Robbie Conal's Mixed Media Musing
Art Connoisseur
Art: A political poster artist expands his palette.
Robbie Conal, the king of political guerilla poster art, dreams of one day painting portraits of his family's three cats.
And in these dreams, there are no hidden metaphors or deep meanings lurking menacingly in the background. Just the friendly felines.
"I'm desperately trying to find an excuse to paint some things that I actually like," the genial Conal tells a visitor to his Los Angeles home.
Toward that goal, Conal has completed the first two oversized, mural-like "Ghosts in the Machine" mixed media pieces out of a planned series of six. Call Conal the David Halberstam of the visual world – four of the montages of oil paintings-on-photographs will represent a single decade from the '50s to the '90s. The tumultuous, schizophrenic decade of the '60s gets split onto two separate canvases.
"This is not art as a machine gun. It's more reflective," Conal says of his new formal. "It's kind of meditations on the decades and all the people behind the scenes pulling the strings. And I get to deepen the critique and paint a few things other than ugly old white guys in suits and ties – unload my head a little bit."
The six Ghost pieces will commingle popular cultural moments and watershed political events. Advertising icons and – think cats – nature images will also figure prominently.
That artistic blueprint is obvious in the two Ghost works that just made their public debut in nearby Santa Monica, at the Track 16 Gallery. Part of the "First Annual Post-Impeachment Group Show," Conal's "The '50s" piece measures 40" x 100" and features black-and-white yin-and-yang photographs as the base of the work. To the right is a shot of the McCarthy Hearings. To the left is a still from the television show "Father Knows Best." Affixed to those photos are images of Speedy the AlkaSeltzer boy, a yellow smiley face, a biblical plague of frogs, and some familiar-looking Conal renderings of disembodied political heads of state. Here the domes belong to Bobby Kennedy, Ronald Reagan (from his "Death Valley Days" gig) and Conal's forever foe, Richard Nixon. There's also J. Edgar Hoover in a leopard-spotted pillbox hat and long, dangling earrings – that's the work's fleshy, flashy centerpiece.
The "1968" piece features photos of "The Brady Bunch" and a Selective Service draft card protest.

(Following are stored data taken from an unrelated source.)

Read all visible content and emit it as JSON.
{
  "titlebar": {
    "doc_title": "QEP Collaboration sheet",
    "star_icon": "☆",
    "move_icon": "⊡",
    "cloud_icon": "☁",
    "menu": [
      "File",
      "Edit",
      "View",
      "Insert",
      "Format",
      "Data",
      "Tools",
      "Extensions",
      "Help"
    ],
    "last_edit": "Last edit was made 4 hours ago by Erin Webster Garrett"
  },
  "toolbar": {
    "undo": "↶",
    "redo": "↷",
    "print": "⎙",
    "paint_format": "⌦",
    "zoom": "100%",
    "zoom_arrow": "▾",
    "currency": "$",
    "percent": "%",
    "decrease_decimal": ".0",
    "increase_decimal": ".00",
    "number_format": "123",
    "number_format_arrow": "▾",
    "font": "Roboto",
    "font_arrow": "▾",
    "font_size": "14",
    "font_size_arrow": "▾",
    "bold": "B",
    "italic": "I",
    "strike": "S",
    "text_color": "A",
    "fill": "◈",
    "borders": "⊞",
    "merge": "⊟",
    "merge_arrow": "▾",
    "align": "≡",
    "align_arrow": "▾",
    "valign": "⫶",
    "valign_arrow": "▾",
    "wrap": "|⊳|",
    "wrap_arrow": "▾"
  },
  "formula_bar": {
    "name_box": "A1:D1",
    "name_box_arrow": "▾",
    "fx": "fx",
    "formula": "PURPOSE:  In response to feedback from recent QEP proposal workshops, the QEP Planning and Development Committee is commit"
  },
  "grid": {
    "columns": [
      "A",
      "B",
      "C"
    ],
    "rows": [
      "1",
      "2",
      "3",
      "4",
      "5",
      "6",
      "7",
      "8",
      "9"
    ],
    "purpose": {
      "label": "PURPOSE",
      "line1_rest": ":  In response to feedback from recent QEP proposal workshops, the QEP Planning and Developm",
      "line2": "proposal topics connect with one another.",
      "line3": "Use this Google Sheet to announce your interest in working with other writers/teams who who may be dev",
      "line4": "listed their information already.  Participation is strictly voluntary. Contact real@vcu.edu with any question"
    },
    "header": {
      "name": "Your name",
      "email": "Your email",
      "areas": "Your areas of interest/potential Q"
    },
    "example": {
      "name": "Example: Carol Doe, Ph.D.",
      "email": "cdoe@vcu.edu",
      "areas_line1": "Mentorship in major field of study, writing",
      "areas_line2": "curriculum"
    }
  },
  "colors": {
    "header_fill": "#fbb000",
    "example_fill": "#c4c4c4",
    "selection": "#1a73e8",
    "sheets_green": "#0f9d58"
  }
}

Caterpillars, butterflies, a troll doll and Lizze Borden the cow represent the environmental and economic elements, Lyndon Baines Johnson is the centerpiece. The floating faces belong to Robert McNamara, William Westmoreland and, as always, a certain Republican ex-President. ("Nixon's going to be in every one of them," Conal says. "He's my evil muse.")
Conal expects the Ghost series to be completed by tiger middle of the year 2000. Subject matter remaining to be covered includes Watergate, Iran-Contra, Clarence Thomas, "The Cosby Show" and, oddly, jellyfish. So, why the sinuous sea creatures?
"Because our politicians are so wishy-washy," Conal says. "Also, they are fun to paint."